Bringing Continuous Delivery to Big Data Applications
YOW! Data 2019
In this presentation I will talk about our experience at SEEK implementing Continuous- Integration & Delivery (CI/CD) in two of our Big Data applications.
I will talk about the Data Lake project and its use of micro-services to break down data ingestion and validation tasks, and how it enables us to deploy changes to production more frequently. Data enters SEEK’s data lake through a variety of sources, including AWS S3, Kinesis and SNS. We use a number of loosely coupled serverless microservices and Spark jobs to implement a multi-layer data ingestion and validation pipeline.

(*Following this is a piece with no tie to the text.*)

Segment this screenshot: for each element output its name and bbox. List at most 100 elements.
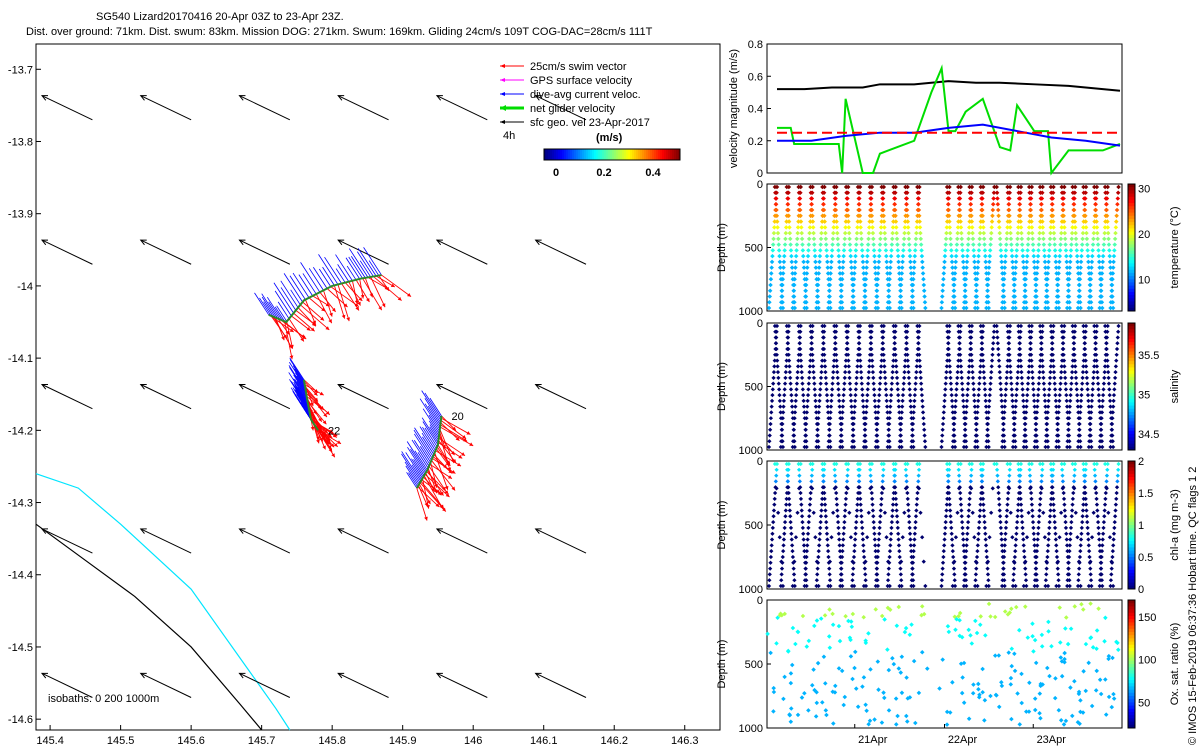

Using the microservices architecture enables us to develop, test and deploy the components of the pipeline independently and while the pipeline is operating.
We use Test-Driven Development to define the behaviour of micro-services and verify that they transform the data correctly. Our deployment pipeline is triggered on each code check-in and deploys a component once its tests pass. The data processing pipeline is idempotent so if there is a bug or integration problem in a component we can fix it by replaying the affected data batches through the component.
In the last part of the talk, I’ll dive deeper into some of the challenges we solved to implement a CI/CD pipeline for our Spark applications written in Scala.
Principal Data Engineer
Software engineer with more than 15 years of experience in the industry, with roles ranging from developing applications to leading teams. I enjoy speaking and exchanging ideas at local meetups and internal company communities of practice. I am passionate about automation, big data and machine learning.